The launch was carried out by the Rapid Capabilities and Critical Technologies Office (RCCTO) of the United States Army in collaboration with the Unmanned Aviation and Strike Systems Programme Office of the United States Navy and the 1st Multi-Domain Task Force (MDTF), which is comprised of the experimental battery of the MRC Typhon system. According to a statement released by the US Army, the launch served as evidence of the experimental battery’s preparedness for operational use.
According to the statement, at the beginning of the year, the same experimental battery of the MRC Typhon system successfully launched an SM-6 Standard missile.
On December 3, 2022, an experimental battery of the MRC Typhon missile system was delivered to the US Army for testing purposes. After the US and the Soviet Union withdrew from the Intermediate-Range Nuclear Forces Treaty in 1987, this battery became the first medium-range missile system to be deployed by the US Army in over thirty years.
The MRC Typhon is a mobile ground-based missile system with a medium range that was created specifically for use by the US Army.
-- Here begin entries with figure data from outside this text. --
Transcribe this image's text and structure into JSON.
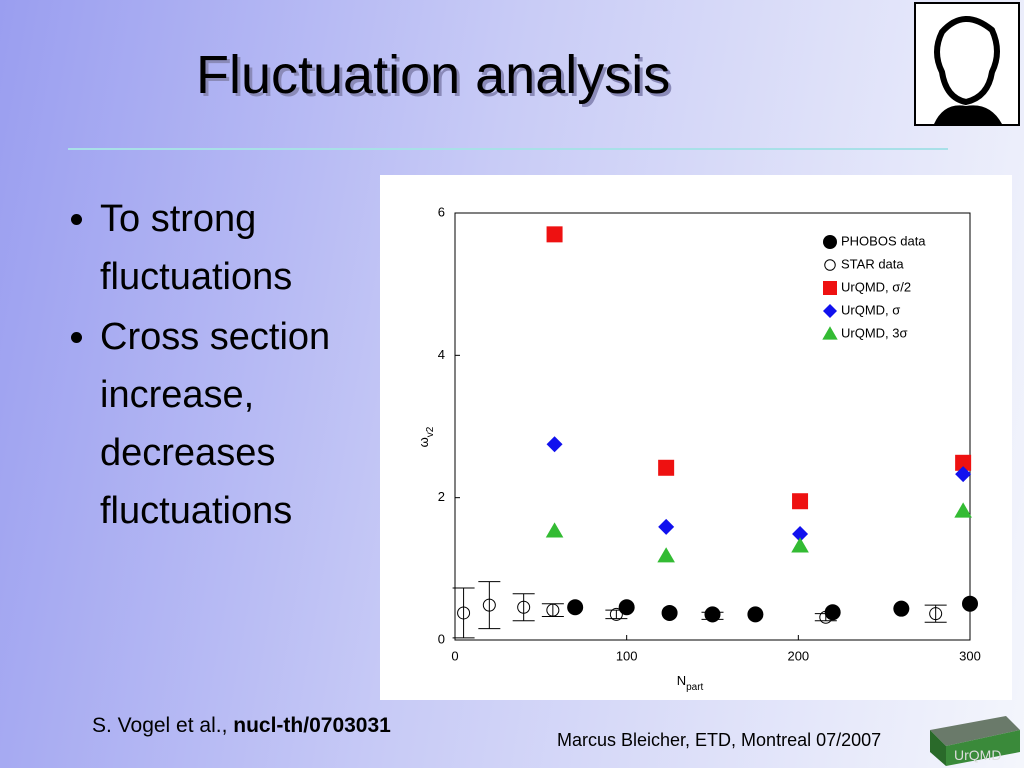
{
  "slide": {
    "title": "Fluctuation analysis",
    "bullets": [
      "To strong fluctuations",
      "Cross section increase, decreases fluctuations"
    ],
    "citation_prefix": "S. Vogel et al., ",
    "citation_ref": "nucl-th/0703031",
    "footer": "Marcus Bleicher, ETD, Montreal 07/2007"
  },
  "chart_data": {
    "type": "scatter",
    "xlabel": "N",
    "xlabel_sub": "part",
    "ylabel": "ω",
    "ylabel_sub": "v2",
    "xlim": [
      0,
      300
    ],
    "ylim": [
      0,
      6
    ],
    "xticks": [
      0,
      100,
      200,
      300
    ],
    "yticks": [
      0,
      2,
      4,
      6
    ],
    "legend": "upper right",
    "series": [
      {
        "name": "PHOBOS data",
        "color": "#000000",
        "marker": "circle",
        "x": [
          70,
          100,
          125,
          150,
          175,
          220,
          260,
          300
        ],
        "values": [
          0.46,
          0.46,
          0.38,
          0.36,
          0.36,
          0.39,
          0.44,
          0.51
        ]
      },
      {
        "name": "STAR data",
        "color": "#000000",
        "marker": "open-circle",
        "x": [
          5,
          20,
          40,
          57,
          94,
          150,
          216,
          280
        ],
        "values": [
          0.38,
          0.49,
          0.46,
          0.42,
          0.36,
          0.34,
          0.32,
          0.37
        ],
        "errors": [
          0.35,
          0.33,
          0.19,
          0.09,
          0.06,
          0.05,
          0.05,
          0.12
        ]
      },
      {
        "name": "UrQMD, σ/2",
        "color": "#ee1111",
        "marker": "square",
        "x": [
          58,
          123,
          201,
          296
        ],
        "values": [
          5.7,
          2.42,
          1.95,
          2.49
        ]
      },
      {
        "name": "UrQMD, σ",
        "color": "#1111ee",
        "marker": "diamond",
        "x": [
          58,
          123,
          201,
          296
        ],
        "values": [
          2.75,
          1.59,
          1.49,
          2.33
        ]
      },
      {
        "name": "UrQMD, 3σ",
        "color": "#33bb33",
        "marker": "triangle",
        "x": [
          58,
          123,
          201,
          296
        ],
        "values": [
          1.53,
          1.18,
          1.32,
          1.81
        ]
      }
    ]
  }
}
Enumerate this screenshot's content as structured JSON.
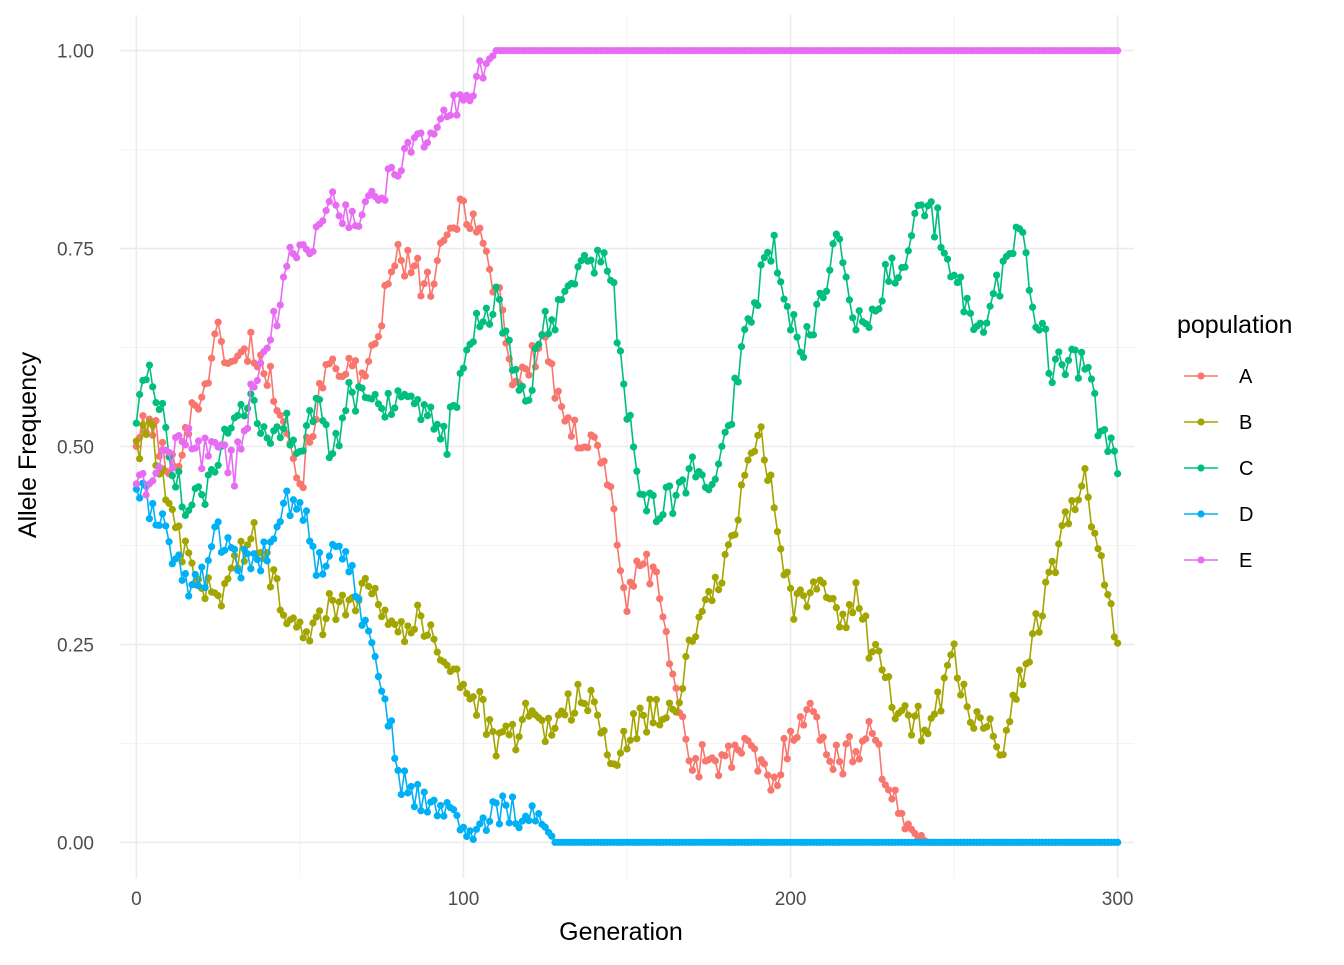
{
  "chart_data": {
    "type": "line",
    "title": "",
    "xlabel": "Generation",
    "ylabel": "Allele Frequency",
    "xlim": [
      -5,
      305
    ],
    "ylim": [
      -0.045,
      1.045
    ],
    "x_ticks": [
      0,
      100,
      200,
      300
    ],
    "x_tick_labels": [
      "0",
      "100",
      "200",
      "300"
    ],
    "x_minor_ticks": [
      50,
      150,
      250
    ],
    "y_ticks": [
      0,
      0.25,
      0.5,
      0.75,
      1.0
    ],
    "y_tick_labels": [
      "0.00",
      "0.25",
      "0.50",
      "0.75",
      "1.00"
    ],
    "y_minor_ticks": [
      0.125,
      0.375,
      0.625,
      0.875
    ],
    "grid": true,
    "legend": {
      "title": "population",
      "position": "right"
    },
    "x_start": 0,
    "x_step": 1,
    "series": [
      {
        "name": "A",
        "color": "#F8766D",
        "keyframes": [
          [
            0,
            0.51
          ],
          [
            5,
            0.53
          ],
          [
            10,
            0.46
          ],
          [
            15,
            0.52
          ],
          [
            20,
            0.57
          ],
          [
            25,
            0.64
          ],
          [
            30,
            0.6
          ],
          [
            35,
            0.63
          ],
          [
            40,
            0.59
          ],
          [
            45,
            0.55
          ],
          [
            48,
            0.49
          ],
          [
            50,
            0.45
          ],
          [
            55,
            0.55
          ],
          [
            60,
            0.61
          ],
          [
            65,
            0.6
          ],
          [
            70,
            0.57
          ],
          [
            75,
            0.67
          ],
          [
            80,
            0.74
          ],
          [
            85,
            0.72
          ],
          [
            90,
            0.7
          ],
          [
            95,
            0.76
          ],
          [
            100,
            0.81
          ],
          [
            105,
            0.77
          ],
          [
            108,
            0.72
          ],
          [
            112,
            0.68
          ],
          [
            115,
            0.58
          ],
          [
            120,
            0.6
          ],
          [
            125,
            0.64
          ],
          [
            130,
            0.53
          ],
          [
            135,
            0.51
          ],
          [
            140,
            0.52
          ],
          [
            145,
            0.44
          ],
          [
            150,
            0.3
          ],
          [
            155,
            0.36
          ],
          [
            160,
            0.32
          ],
          [
            165,
            0.18
          ],
          [
            170,
            0.1
          ],
          [
            175,
            0.11
          ],
          [
            180,
            0.1
          ],
          [
            185,
            0.12
          ],
          [
            190,
            0.1
          ],
          [
            195,
            0.07
          ],
          [
            200,
            0.14
          ],
          [
            205,
            0.17
          ],
          [
            210,
            0.13
          ],
          [
            215,
            0.1
          ],
          [
            220,
            0.12
          ],
          [
            225,
            0.15
          ],
          [
            230,
            0.06
          ],
          [
            235,
            0.02
          ],
          [
            240,
            0.01
          ],
          [
            242,
            0.0
          ],
          [
            300,
            0.0
          ]
        ]
      },
      {
        "name": "B",
        "color": "#A3A500",
        "keyframes": [
          [
            0,
            0.5
          ],
          [
            5,
            0.52
          ],
          [
            10,
            0.41
          ],
          [
            15,
            0.36
          ],
          [
            20,
            0.32
          ],
          [
            25,
            0.31
          ],
          [
            30,
            0.35
          ],
          [
            35,
            0.39
          ],
          [
            40,
            0.35
          ],
          [
            45,
            0.3
          ],
          [
            50,
            0.28
          ],
          [
            55,
            0.27
          ],
          [
            60,
            0.3
          ],
          [
            65,
            0.29
          ],
          [
            70,
            0.35
          ],
          [
            75,
            0.3
          ],
          [
            80,
            0.27
          ],
          [
            85,
            0.28
          ],
          [
            90,
            0.27
          ],
          [
            95,
            0.23
          ],
          [
            100,
            0.2
          ],
          [
            105,
            0.17
          ],
          [
            110,
            0.12
          ],
          [
            115,
            0.13
          ],
          [
            120,
            0.17
          ],
          [
            125,
            0.14
          ],
          [
            130,
            0.17
          ],
          [
            135,
            0.18
          ],
          [
            140,
            0.17
          ],
          [
            145,
            0.1
          ],
          [
            150,
            0.13
          ],
          [
            155,
            0.16
          ],
          [
            160,
            0.16
          ],
          [
            165,
            0.18
          ],
          [
            170,
            0.25
          ],
          [
            175,
            0.3
          ],
          [
            180,
            0.35
          ],
          [
            185,
            0.43
          ],
          [
            190,
            0.53
          ],
          [
            195,
            0.43
          ],
          [
            200,
            0.3
          ],
          [
            205,
            0.31
          ],
          [
            210,
            0.31
          ],
          [
            215,
            0.28
          ],
          [
            220,
            0.31
          ],
          [
            225,
            0.24
          ],
          [
            230,
            0.19
          ],
          [
            235,
            0.16
          ],
          [
            240,
            0.15
          ],
          [
            245,
            0.17
          ],
          [
            250,
            0.23
          ],
          [
            255,
            0.15
          ],
          [
            260,
            0.14
          ],
          [
            265,
            0.13
          ],
          [
            270,
            0.2
          ],
          [
            275,
            0.27
          ],
          [
            280,
            0.34
          ],
          [
            285,
            0.41
          ],
          [
            290,
            0.46
          ],
          [
            295,
            0.36
          ],
          [
            300,
            0.24
          ]
        ]
      },
      {
        "name": "C",
        "color": "#00BF7D",
        "keyframes": [
          [
            0,
            0.55
          ],
          [
            5,
            0.59
          ],
          [
            10,
            0.5
          ],
          [
            15,
            0.42
          ],
          [
            20,
            0.43
          ],
          [
            25,
            0.49
          ],
          [
            30,
            0.52
          ],
          [
            35,
            0.55
          ],
          [
            40,
            0.51
          ],
          [
            45,
            0.53
          ],
          [
            50,
            0.5
          ],
          [
            55,
            0.56
          ],
          [
            60,
            0.48
          ],
          [
            65,
            0.56
          ],
          [
            70,
            0.57
          ],
          [
            75,
            0.56
          ],
          [
            80,
            0.55
          ],
          [
            85,
            0.54
          ],
          [
            90,
            0.53
          ],
          [
            95,
            0.51
          ],
          [
            100,
            0.6
          ],
          [
            105,
            0.66
          ],
          [
            110,
            0.68
          ],
          [
            115,
            0.6
          ],
          [
            120,
            0.57
          ],
          [
            125,
            0.65
          ],
          [
            130,
            0.67
          ],
          [
            135,
            0.72
          ],
          [
            140,
            0.74
          ],
          [
            145,
            0.72
          ],
          [
            150,
            0.55
          ],
          [
            155,
            0.43
          ],
          [
            160,
            0.42
          ],
          [
            165,
            0.44
          ],
          [
            170,
            0.47
          ],
          [
            175,
            0.45
          ],
          [
            180,
            0.5
          ],
          [
            185,
            0.62
          ],
          [
            190,
            0.7
          ],
          [
            195,
            0.75
          ],
          [
            200,
            0.65
          ],
          [
            205,
            0.63
          ],
          [
            210,
            0.7
          ],
          [
            215,
            0.78
          ],
          [
            220,
            0.65
          ],
          [
            225,
            0.66
          ],
          [
            230,
            0.72
          ],
          [
            235,
            0.74
          ],
          [
            240,
            0.8
          ],
          [
            245,
            0.78
          ],
          [
            250,
            0.71
          ],
          [
            255,
            0.67
          ],
          [
            260,
            0.66
          ],
          [
            265,
            0.72
          ],
          [
            270,
            0.78
          ],
          [
            275,
            0.67
          ],
          [
            280,
            0.6
          ],
          [
            285,
            0.61
          ],
          [
            290,
            0.6
          ],
          [
            295,
            0.51
          ],
          [
            300,
            0.48
          ]
        ]
      },
      {
        "name": "D",
        "color": "#00B0F6",
        "keyframes": [
          [
            0,
            0.45
          ],
          [
            5,
            0.42
          ],
          [
            10,
            0.38
          ],
          [
            15,
            0.33
          ],
          [
            20,
            0.33
          ],
          [
            25,
            0.39
          ],
          [
            30,
            0.35
          ],
          [
            35,
            0.35
          ],
          [
            40,
            0.37
          ],
          [
            45,
            0.43
          ],
          [
            50,
            0.44
          ],
          [
            55,
            0.35
          ],
          [
            60,
            0.36
          ],
          [
            65,
            0.36
          ],
          [
            70,
            0.28
          ],
          [
            75,
            0.2
          ],
          [
            80,
            0.09
          ],
          [
            85,
            0.05
          ],
          [
            90,
            0.06
          ],
          [
            95,
            0.04
          ],
          [
            100,
            0.02
          ],
          [
            103,
            0.005
          ],
          [
            105,
            0.02
          ],
          [
            110,
            0.04
          ],
          [
            115,
            0.04
          ],
          [
            120,
            0.04
          ],
          [
            125,
            0.015
          ],
          [
            128,
            0.0
          ],
          [
            300,
            0.0
          ]
        ]
      },
      {
        "name": "E",
        "color": "#E76BF3",
        "keyframes": [
          [
            0,
            0.44
          ],
          [
            5,
            0.47
          ],
          [
            10,
            0.48
          ],
          [
            15,
            0.52
          ],
          [
            20,
            0.49
          ],
          [
            25,
            0.5
          ],
          [
            30,
            0.47
          ],
          [
            35,
            0.56
          ],
          [
            40,
            0.61
          ],
          [
            45,
            0.71
          ],
          [
            50,
            0.77
          ],
          [
            55,
            0.76
          ],
          [
            60,
            0.8
          ],
          [
            65,
            0.79
          ],
          [
            70,
            0.8
          ],
          [
            75,
            0.82
          ],
          [
            80,
            0.86
          ],
          [
            85,
            0.87
          ],
          [
            90,
            0.89
          ],
          [
            95,
            0.92
          ],
          [
            100,
            0.94
          ],
          [
            105,
            0.97
          ],
          [
            110,
            1.0
          ],
          [
            300,
            1.0
          ]
        ]
      }
    ]
  }
}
It was named after the mythological monster Typhon from Greek mythology, who competed against Zeus. The subsonic Raytheon Tomahawk cruise missile and the versatile (anti-air and anti-surface) supersonic quasi-ballistic Raytheon Standard SM-6 missile are examples of ship-launched missiles currently in service by the United States Navy. The system is designed to use both of these types of missiles simultaneously. Both types of missiles will be launched from the ground-based variation of the Mk 41 Vertical Launch System. This system version has a four-container arrangement on a tractor-towed, trailer-mounted mobile launcher, and it will be used to launch the missiles. It is planned that the missiles will not have any particular modifications for the basic configuration of the US Navy. It is believed that a ground-launched Tomahawk cruise missile (in variations Block IV and V) equipped with a conventional warhead can travel up to 1,800 kilometres, but Standard SM-6 missiles, when launched on a quasi-ballistic trajectory, can reach up to 460 km.
The MRC Typhon system could incorporate additional “surface-to-surface” missiles, including hypersonic ones, which could be developed for deployment on ships employing the Mk 41 Universal Vertical Launch System. The US Army anticipates that the MRC Typhon system will serve as an intermediate-range link between the future Lockheed Martin Precision Strike Missile (PrSM) with a range of 499-550 kilometres (potentially up to 1,000 kilometres) and the future ground-launched medium-range hypersonic missile system LRHW (Long Range Hypersonic Weapon, also known as Dark Eagle), with a claimed range of over 2,775 kilometres.
During its development, the RCCTO was the system’s administrator as the MRC Typhon. In November 2020, the contract to build and test a prototype battery of the ground-based MRC missile system, which will use Tomahawk and SM-6 missiles, was given to Lockheed Martin for $339.319 million. This work is to be completed by Lockheed Martin. December 31, 2023, has been established as the cutoff point for the contract’s length.
The initial experimental mobile battery of the MRC system was scheduled to be deployed by the US Army by September 2023. This was to be followed by the establishment of three other batteries. The third fiscal quarter of 2022 (April-June) was planned to be when the system would be integrated, and the experimental battery would be tested. Integrating the battery into the operational force and instruction should be finished by the beginning of the second quarter of the fiscal year 2024 (January 1 2024) since it has been determined that the battery is now ready for operational use.
Similar to the LRHW system, the standard MRC Typhon system battery is made up of four four-launcher units that are mounted on three-axle trailers and are hauled by Oshkosh HEMTT A4 M983A4 Patriot (8×8) trucks. The typical MRC Typhon system battery includes one Battery Operations Centre (BOC) command post mounted on the same trailer style. In addition, the battery will have one HMMWV (4×4)-based Battle Staff Vehicle (BSV) for the BOC command post’s communication requirements and six transport-loading vehicles on three-axle trailers drawn by 6×6.